Going forward, let’s imagine that the company has paid $500 of their loan. Their Cash Account would lose $500, but their Notes Payable Account would also go down by $500, creating this journal entry:
|Total Debits = 2,500 Total Credits = 2,500 ✓|
Again, the total debits equal total credits That’s double-entry accounting in action!
Reasons To Use Double-Entry Accounting
Hopefully, you’re starting to understand how double-entry accounting works. But you may still be wondering why double-entry accounting is so important.
Double-entry accounting is the only way to get an accurate view of your company’s finances. Single-entry accounting records income and expenses alone, whereas double-entry accounting takes assets and liabilities into account, giving you a more complete balance sheet.
If you opt to use single-entry accounting, you’ll receive a very limited view of your business. Freelancers and some micro businesses can make it work, but why hobble along with single-entry accounting when you could use double-entry accounting to excel? Capterra puts it this way in their post Why Your Small Business Needs Double-Entry Accounting:
Single-entry accounting gives you as much insight into your business as your checkbooks ledger.
A list of income and expense only goes so far in helping you understand your business — especially because a company’s finances involve more than just income and expense. Assets like property, equipment, and machinery may not bring in “income” like cash, but these assets are integral to your owner’s equity and to understanding your business’s overall net worth.

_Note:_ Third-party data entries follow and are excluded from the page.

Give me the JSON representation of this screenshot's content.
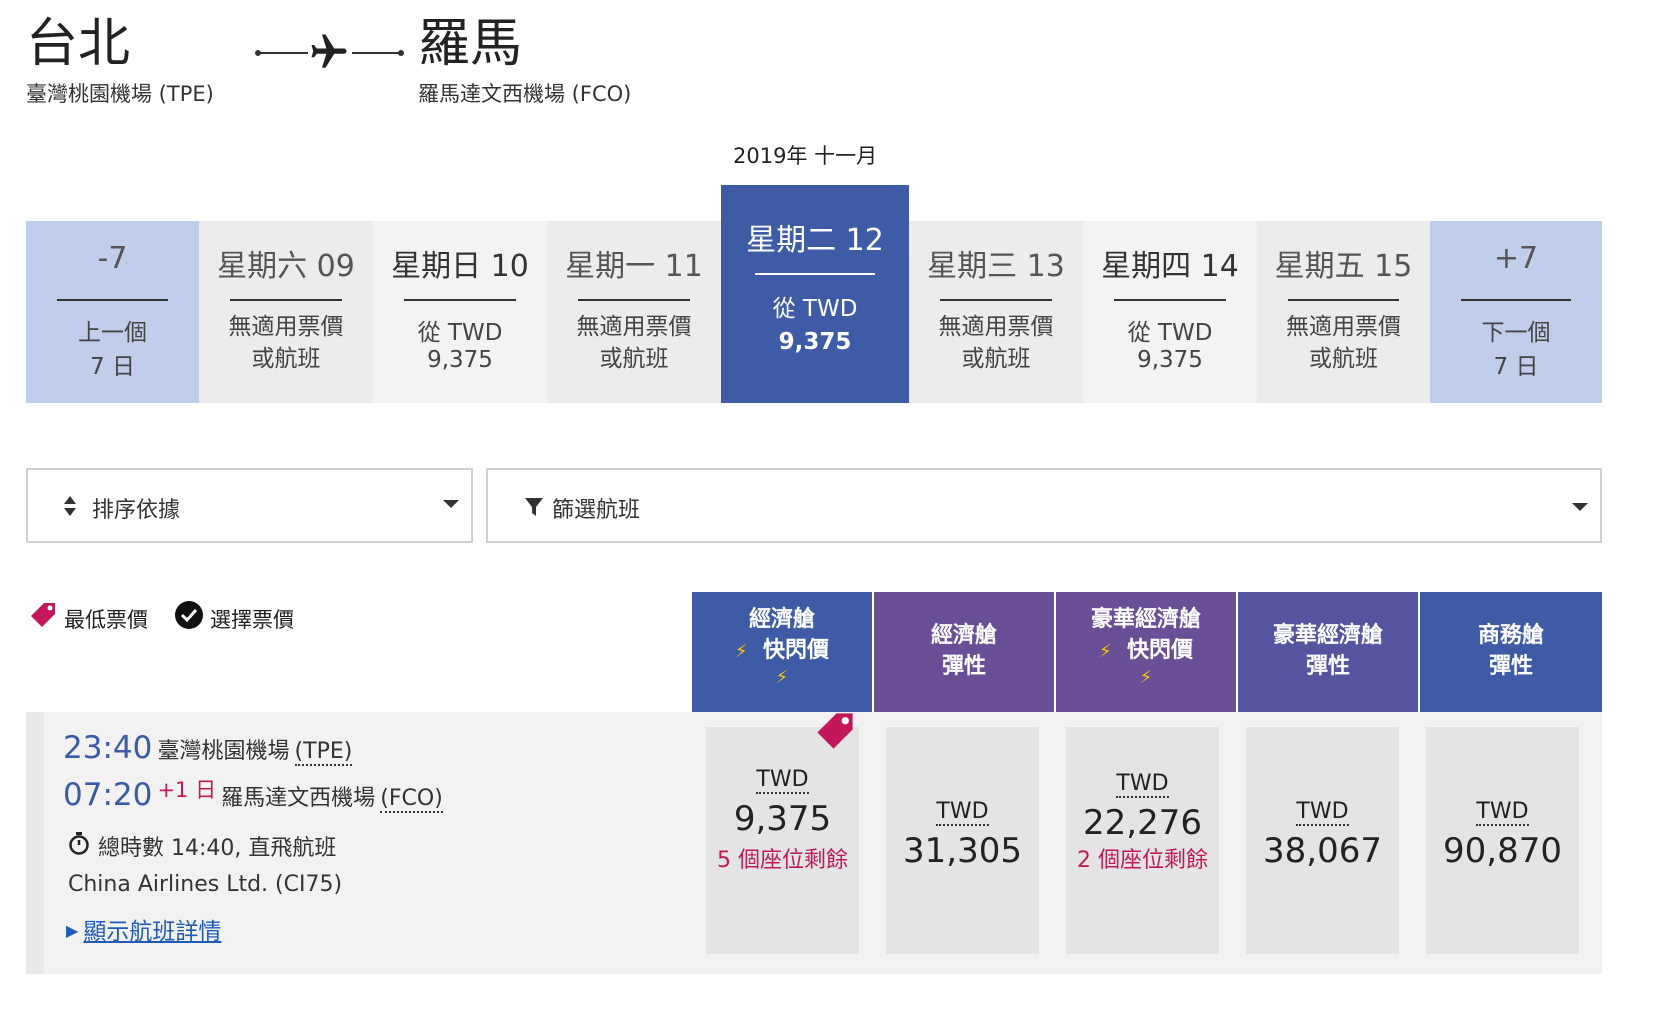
{
  "route": {
    "origin_city": "台北",
    "origin_airport": "臺灣桃園機場 (TPE)",
    "dest_city": "羅馬",
    "dest_airport": "羅馬達文西機場 (FCO)"
  },
  "month_label": "2019年 十一月",
  "date_strip": {
    "prev": {
      "top": "-7",
      "line1": "上一個",
      "line2": "7 日"
    },
    "days": [
      {
        "label": "星期六 09",
        "line1": "無適用票價",
        "line2": "或航班",
        "state": "unavailable"
      },
      {
        "label": "星期日 10",
        "line1": "從 TWD",
        "line2": "9,375",
        "state": "available"
      },
      {
        "label": "星期一 11",
        "line1": "無適用票價",
        "line2": "或航班",
        "state": "unavailable"
      },
      {
        "label": "星期二 12",
        "line1": "從 TWD",
        "line2": "9,375",
        "state": "selected"
      },
      {
        "label": "星期三 13",
        "line1": "無適用票價",
        "line2": "或航班",
        "state": "unavailable"
      },
      {
        "label": "星期四 14",
        "line1": "從 TWD",
        "line2": "9,375",
        "state": "available"
      },
      {
        "label": "星期五 15",
        "line1": "無適用票價",
        "line2": "或航班",
        "state": "unavailable"
      }
    ],
    "next": {
      "top": "+7",
      "line1": "下一個",
      "line2": "7 日"
    }
  },
  "controls": {
    "sort_label": "排序依據",
    "filter_label": "篩選航班"
  },
  "legend": {
    "lowest": "最低票價",
    "selected": "選擇票價"
  },
  "fare_classes": [
    {
      "line1": "經濟艙",
      "line2": "快閃價",
      "flash": true,
      "color": "#3e5ca6"
    },
    {
      "line1": "經濟艙",
      "line2": "彈性",
      "flash": false,
      "color": "#6b4f96"
    },
    {
      "line1": "豪華經濟艙",
      "line2": "快閃價",
      "flash": true,
      "color": "#6b4f96"
    },
    {
      "line1": "豪華經濟艙",
      "line2": "彈性",
      "flash": false,
      "color": "#56539f"
    },
    {
      "line1": "商務艙",
      "line2": "彈性",
      "flash": false,
      "color": "#3e5ca6"
    }
  ],
  "flight": {
    "depart_time": "23:40",
    "depart_airport": "臺灣桃園機場",
    "depart_code": "(TPE)",
    "arrive_time": "07:20",
    "day_offset": "+1 日",
    "arrive_airport": "羅馬達文西機場",
    "arrive_code": "(FCO)",
    "duration": "總時數 14:40, 直飛航班",
    "carrier": "China Airlines Ltd. (CI75)",
    "details_link": "顯示航班詳情",
    "fares": [
      {
        "currency": "TWD",
        "amount": "9,375",
        "seats": "5 個座位剩餘",
        "lowest": true
      },
      {
        "currency": "TWD",
        "amount": "31,305",
        "seats": "",
        "lowest": false
      },
      {
        "currency": "TWD",
        "amount": "22,276",
        "seats": "2 個座位剩餘",
        "lowest": false
      },
      {
        "currency": "TWD",
        "amount": "38,067",
        "seats": "",
        "lowest": false
      },
      {
        "currency": "TWD",
        "amount": "90,870",
        "seats": "",
        "lowest": false
      }
    ]
  },
  "colors": {
    "selected_blue": "#3e5ca6",
    "nav_light": "#c0cdeb",
    "accent_pink": "#c2185b",
    "link_blue": "#1f5bb5"
  }
}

That’s why double-entry accounting is the only way to go.
Other benefits of double-entry accounting are that it:
- Helps catch errors
- Makes for strong accounting records
- Is used by accountants (which makes things easier on your accountant and your wallet)

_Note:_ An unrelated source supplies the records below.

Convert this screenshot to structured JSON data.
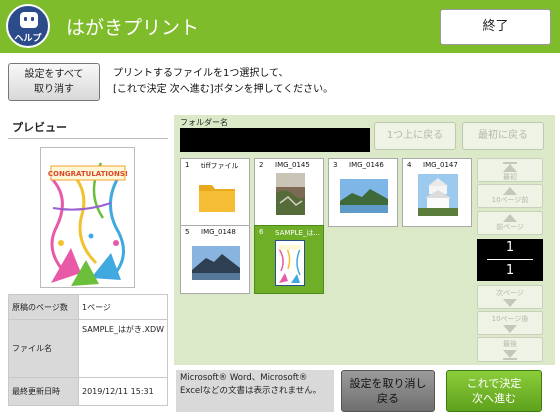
{
  "header": {
    "help_label": "ヘルプ",
    "title": "はがきプリント",
    "exit_label": "終了",
    "accent_color": "#7fbc2b"
  },
  "instruction": {
    "cancel_all_label_1": "設定をすべて",
    "cancel_all_label_2": "取り消す",
    "line1": "プリントするファイルを1つ選択して、",
    "line2": "[これで決定 次へ進む]ボタンを押してください。"
  },
  "preview": {
    "title": "プレビュー",
    "card_text": "CONGRATULATIONS!",
    "info": [
      {
        "label": "原稿のページ数",
        "value": "1ページ"
      },
      {
        "label": "ファイル名",
        "value": "SAMPLE_はがき.XDW"
      },
      {
        "label": "最終更新日時",
        "value": "2019/12/11 15:31"
      }
    ]
  },
  "browser": {
    "folder_label": "フォルダー名",
    "up_label": "1つ上に戻る",
    "first_label": "最初に戻る",
    "files": [
      {
        "num": "1",
        "name": "tiffファイル",
        "icon": "folder-icon"
      },
      {
        "num": "2",
        "name": "IMG_0145",
        "icon": "photo-thumbnail"
      },
      {
        "num": "3",
        "name": "IMG_0146",
        "icon": "photo-thumbnail"
      },
      {
        "num": "4",
        "name": "IMG_0147",
        "icon": "photo-thumbnail"
      },
      {
        "num": "5",
        "name": "IMG_0148",
        "icon": "photo-thumbnail"
      },
      {
        "num": "6",
        "name": "SAMPLE_は...",
        "icon": "postcard-thumbnail"
      }
    ],
    "nav": {
      "first": "最初",
      "prev10": "10ページ前",
      "prev": "前ページ",
      "current_page": "1",
      "total_pages": "1",
      "next": "次ページ",
      "next10": "10ページ後",
      "last": "最後"
    }
  },
  "footer": {
    "note": "Microsoft® Word、Microsoft® Excelなどの文書は表示されません。",
    "cancel_back_1": "設定を取り消し",
    "cancel_back_2": "戻る",
    "decide_1": "これで決定",
    "decide_2": "次へ進む"
  }
}
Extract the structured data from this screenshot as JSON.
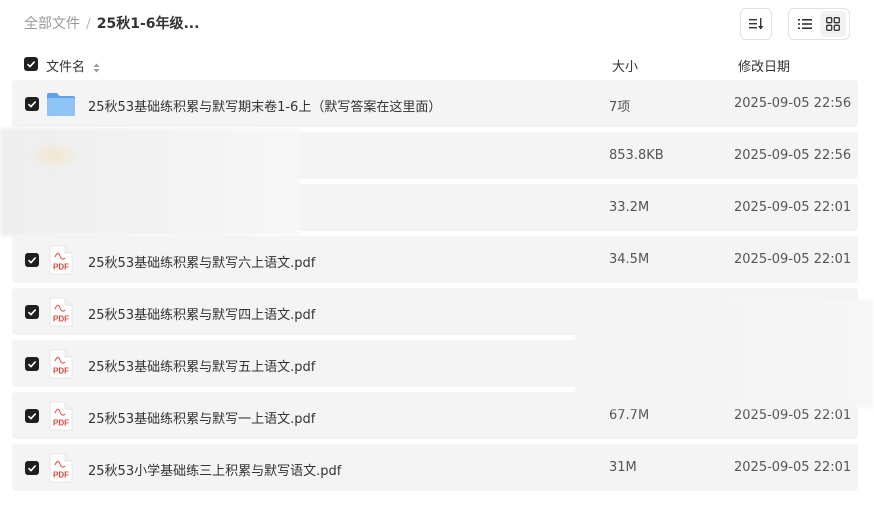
{
  "breadcrumb": {
    "root": "全部文件",
    "separator": "/",
    "current": "25秋1-6年级..."
  },
  "toolbar": {
    "sort_icon": "sort-icon",
    "list_view_icon": "list-view-icon",
    "grid_view_icon": "grid-view-icon",
    "active_view": "grid"
  },
  "table": {
    "headers": {
      "name": "文件名",
      "size": "大小",
      "date": "修改日期"
    },
    "rows": [
      {
        "type": "folder",
        "name": "25秋53基础练积累与默写期末卷1-6上（默写答案在这里面）",
        "size": "7项",
        "date": "2025-09-05 22:56",
        "checked": true
      },
      {
        "type": "obscured",
        "name": "",
        "size": "853.8KB",
        "date": "2025-09-05 22:56",
        "checked": false
      },
      {
        "type": "obscured",
        "name": "",
        "size": "33.2M",
        "date": "2025-09-05 22:01",
        "checked": false
      },
      {
        "type": "pdf",
        "name": "25秋53基础练积累与默写六上语文.pdf",
        "size": "34.5M",
        "date": "2025-09-05 22:01",
        "checked": true
      },
      {
        "type": "pdf",
        "name": "25秋53基础练积累与默写四上语文.pdf",
        "size": "",
        "date": "",
        "checked": true
      },
      {
        "type": "pdf",
        "name": "25秋53基础练积累与默写五上语文.pdf",
        "size": "",
        "date": "",
        "checked": true
      },
      {
        "type": "pdf",
        "name": "25秋53基础练积累与默写一上语文.pdf",
        "size": "67.7M",
        "date": "2025-09-05 22:01",
        "checked": true
      },
      {
        "type": "pdf",
        "name": "25秋53小学基础练三上积累与默写语文.pdf",
        "size": "31M",
        "date": "2025-09-05 22:01",
        "checked": true
      }
    ]
  },
  "colors": {
    "row_bg": "#f4f4f4",
    "checkbox": "#1f1f1f",
    "folder": "#6aa9ec",
    "pdf_red": "#e2453c"
  }
}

- Makes it easier to prepare proper financial statements
Finding Double-Entry Accounting Software
The good news is that almost every modern accounting software solution offers double entry accounting. The even better news? Almost all accounting software does double-entry accounting behind the scenes so you don’t have to worry about the basic accounting equation or recording debits and credits at all. You’ll get accurate financial statements automatically.

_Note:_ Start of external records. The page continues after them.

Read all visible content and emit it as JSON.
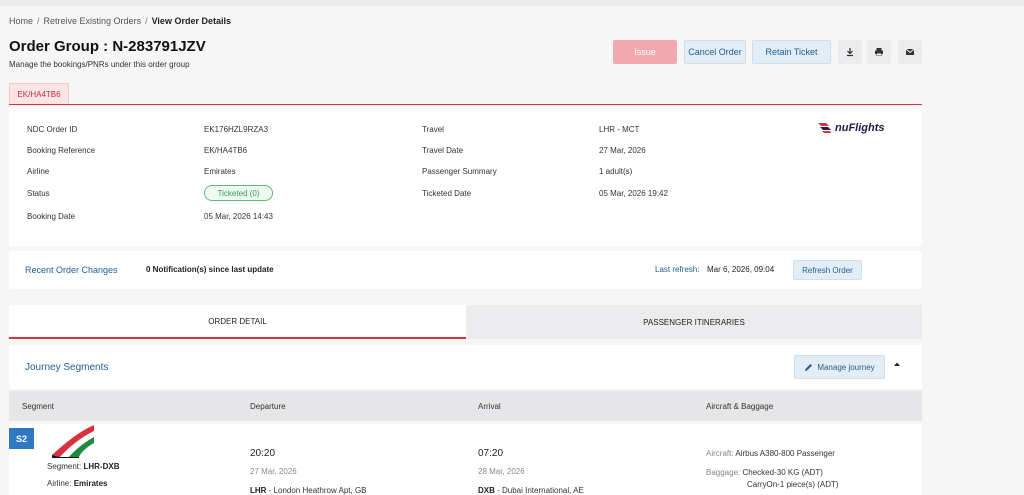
{
  "breadcrumb": {
    "home": "Home",
    "orders": "Retreive Existing Orders",
    "current": "View Order Details",
    "sep": "/"
  },
  "header": {
    "title": "Order Group : N-283791JZV",
    "subtitle": "Manage the bookings/PNRs under this order group"
  },
  "actions": {
    "issue": "Issue",
    "cancel": "Cancel Order",
    "retain": "Retain Ticket"
  },
  "icons": {
    "download": "download-icon",
    "print": "print-icon",
    "email": "email-icon",
    "pencil": "pencil-icon",
    "collapse": "chevron-up-icon"
  },
  "pnr_tab": "EK/HA4TB6",
  "details": {
    "ndc_label": "NDC Order ID",
    "ndc_value": "EK176HZL9RZA3",
    "booking_ref_label": "Booking Reference",
    "booking_ref_value": "EK/HA4TB6",
    "airline_label": "Airline",
    "airline_value": "Emirates",
    "status_label": "Status",
    "status_value": "Ticketed (0)",
    "booking_date_label": "Booking Date",
    "booking_date_value": "05 Mar, 2026 14:43",
    "travel_label": "Travel",
    "travel_value": "LHR - MCT",
    "travel_date_label": "Travel Date",
    "travel_date_value": "27 Mar, 2026",
    "pax_label": "Passenger Summary",
    "pax_value": "1 adult(s)",
    "ticketed_date_label": "Ticketed Date",
    "ticketed_date_value": "05 Mar, 2026 19:42"
  },
  "logo": {
    "text": "nuFlights"
  },
  "changes": {
    "title": "Recent Order Changes",
    "notifications": "0 Notification(s) since last update",
    "refresh_label": "Last refresh:",
    "refresh_value": "Mar 6, 2026, 09:04",
    "refresh_button": "Refresh Order"
  },
  "tabs": {
    "order_detail": "ORDER DETAIL",
    "itineraries": "PASSENGER ITINERARIES"
  },
  "journey": {
    "title": "Journey Segments",
    "manage": "Manage journey"
  },
  "segment_table": {
    "headers": {
      "segment": "Segment",
      "departure": "Departure",
      "arrival": "Arrival",
      "aircraft": "Aircraft & Baggage"
    }
  },
  "segment": {
    "badge": "S2",
    "segment_label": "Segment:",
    "segment_value": "LHR-DXB",
    "airline_label": "Airline:",
    "airline_value": "Emirates",
    "dep_time": "20:20",
    "dep_date": "27 Mar, 2026",
    "dep_code": "LHR",
    "dep_place": " - London Heathrow Apt, GB",
    "arr_time": "07:20",
    "arr_date": "28 Mar, 2026",
    "arr_code": "DXB",
    "arr_place": " - Dubai International, AE",
    "aircraft_label": "Aircraft:",
    "aircraft_value": "Airbus A380-800 Passenger",
    "baggage_label": "Baggage:",
    "baggage_checked": "Checked-30 KG (ADT)",
    "baggage_carryon": "CarryOn-1 piece(s) (ADT)"
  },
  "colors": {
    "accent": "#1f5f93",
    "brand_red": "#d9323f",
    "ticketed_green": "#3a9d56",
    "issue_disabled": "#f2a9ae"
  }
}
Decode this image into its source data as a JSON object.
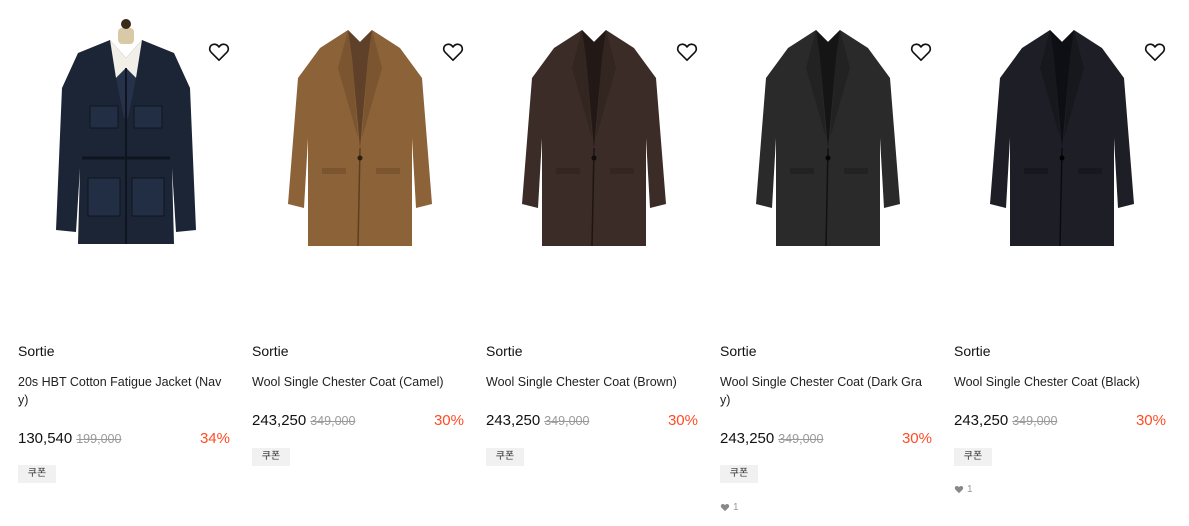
{
  "products": [
    {
      "brand": "Sortie",
      "name": "20s HBT Cotton Fatigue Jacket (Navy)",
      "price": "130,540",
      "original_price": "199,000",
      "discount": "34%",
      "coupon": "쿠폰",
      "likes": "",
      "garment_color": "#1b2536",
      "garment_type": "jacket"
    },
    {
      "brand": "Sortie",
      "name": "Wool Single Chester Coat (Camel)",
      "price": "243,250",
      "original_price": "349,000",
      "discount": "30%",
      "coupon": "쿠폰",
      "likes": "",
      "garment_color": "#8c6238",
      "garment_type": "coat"
    },
    {
      "brand": "Sortie",
      "name": "Wool Single Chester Coat (Brown)",
      "price": "243,250",
      "original_price": "349,000",
      "discount": "30%",
      "coupon": "쿠폰",
      "likes": "",
      "garment_color": "#3b2c27",
      "garment_type": "coat"
    },
    {
      "brand": "Sortie",
      "name": "Wool Single Chester Coat (Dark Gray)",
      "price": "243,250",
      "original_price": "349,000",
      "discount": "30%",
      "coupon": "쿠폰",
      "likes": "1",
      "garment_color": "#2a2a2a",
      "garment_type": "coat"
    },
    {
      "brand": "Sortie",
      "name": "Wool Single Chester Coat (Black)",
      "price": "243,250",
      "original_price": "349,000",
      "discount": "30%",
      "coupon": "쿠폰",
      "likes": "1",
      "garment_color": "#1e1f26",
      "garment_type": "coat"
    }
  ],
  "colors": {
    "discount": "#ff4b24",
    "coupon_bg": "#f1f1f1"
  },
  "icons": {
    "wishlist": "heart-outline-icon",
    "likes": "heart-filled-icon"
  }
}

All you have to do is enter transactions and categorize those transactions into the right accounts, and the software takes care of the rest!
The biggest names in the accounting software industry, including Xero, QuickBooks, QuickBooks Online, Zoho Books, and Wave, all use double-entry accounting. FreshBooks is one of the few programs that only uses single-entry accounting.
Read our comprehensive accounting reviews to learn more about these programs and find other great double-entry options.
Hopefully, you now have a grasp on how double-entry accounting works and understand why it is integral to proper bookkeeping. When it comes to keeping financial records, you can never be too careful. Double-entry accounting is the only way to go if you want to keep strong records and understand the overall financial performance of your business.